Bürgermeister fürchten keinen Truppenabzug
Nicht zum ersten Mal droht US-Präsident Donald Trump mit dem Abzug amerikanischer Soldaten aus Deutschland. Die Bürgermeister in Grafenwöhr und Vilseck reagieren gelassen.
Grafenwöhr/Vilseck (dpa/lby) - Einmal mehr bringt US-Präsident Donald Trump den Abzug amerikanischer Soldaten aus Deutschland in Spiel. Der größte US-Truppenübungsplatz außerhalb der USA befindet sich in Grafenwöhr in der Oberpfalz. Den Bürgermeister der Stadt, Edgar Knobloch, und seinen Amtskollegen im benachbarten Vilseck, Hans-Martin Schertl, macht Trumps Drohung nicht nervös.
Der Übungsplatz sei nicht nur der größte, sondern auch der modernste, so Knobloch.

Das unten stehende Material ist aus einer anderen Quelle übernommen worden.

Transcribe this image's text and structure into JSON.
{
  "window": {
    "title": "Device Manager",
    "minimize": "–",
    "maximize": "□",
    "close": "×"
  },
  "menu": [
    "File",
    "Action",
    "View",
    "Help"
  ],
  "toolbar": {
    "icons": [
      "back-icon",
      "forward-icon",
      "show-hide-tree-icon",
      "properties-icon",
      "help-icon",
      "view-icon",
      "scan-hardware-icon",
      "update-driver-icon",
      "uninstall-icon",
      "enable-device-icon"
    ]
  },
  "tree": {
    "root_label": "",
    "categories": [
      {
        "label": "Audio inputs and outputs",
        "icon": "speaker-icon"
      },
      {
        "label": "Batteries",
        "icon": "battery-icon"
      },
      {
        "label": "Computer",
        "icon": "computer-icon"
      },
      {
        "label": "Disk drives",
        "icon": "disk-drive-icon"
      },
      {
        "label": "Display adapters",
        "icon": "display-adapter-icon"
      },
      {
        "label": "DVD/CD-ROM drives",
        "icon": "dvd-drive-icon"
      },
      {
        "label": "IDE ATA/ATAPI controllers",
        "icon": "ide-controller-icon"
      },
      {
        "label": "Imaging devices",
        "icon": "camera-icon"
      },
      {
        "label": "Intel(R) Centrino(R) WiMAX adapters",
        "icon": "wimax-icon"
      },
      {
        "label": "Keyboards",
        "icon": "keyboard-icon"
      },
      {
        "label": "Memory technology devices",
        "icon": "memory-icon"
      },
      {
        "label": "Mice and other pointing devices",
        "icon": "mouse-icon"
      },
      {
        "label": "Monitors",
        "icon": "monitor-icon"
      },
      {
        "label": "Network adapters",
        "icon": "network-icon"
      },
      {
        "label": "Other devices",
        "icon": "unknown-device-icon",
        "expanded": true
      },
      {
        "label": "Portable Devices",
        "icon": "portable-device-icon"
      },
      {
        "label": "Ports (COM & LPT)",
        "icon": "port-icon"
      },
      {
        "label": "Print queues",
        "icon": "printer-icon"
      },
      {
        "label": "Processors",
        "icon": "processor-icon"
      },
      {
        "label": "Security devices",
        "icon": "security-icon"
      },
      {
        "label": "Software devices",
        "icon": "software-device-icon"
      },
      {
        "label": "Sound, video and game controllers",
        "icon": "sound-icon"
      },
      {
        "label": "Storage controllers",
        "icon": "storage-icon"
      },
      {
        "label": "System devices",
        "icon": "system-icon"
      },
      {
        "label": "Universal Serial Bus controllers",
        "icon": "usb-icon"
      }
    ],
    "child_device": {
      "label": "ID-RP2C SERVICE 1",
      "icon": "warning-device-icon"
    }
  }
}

Zudem funktioniere das Zusammenspiel der US Army und der deutschen Behörden bei der Abwicklung von Großprojekten optimal und garantiere ein hohes Maß an Rechtssicherheit für die Gaststreitkräfte.
Grafenwöhr als «home away from home»
Die Akzeptanz der amerikanischen Soldaten und ihrer Familien sei groß. Das Zusammenleben bezeichnet der Rathaus-Chef als «tagtägliche Völkerverständigung at its best» - bis hin zum gemeinsamen Maibaum-Aufstellen. Die Stadt biete den US-Soldaten und ihren Familien ein «home away from home», in dem sie ein angenehmes und sicheres Leben führen könnten.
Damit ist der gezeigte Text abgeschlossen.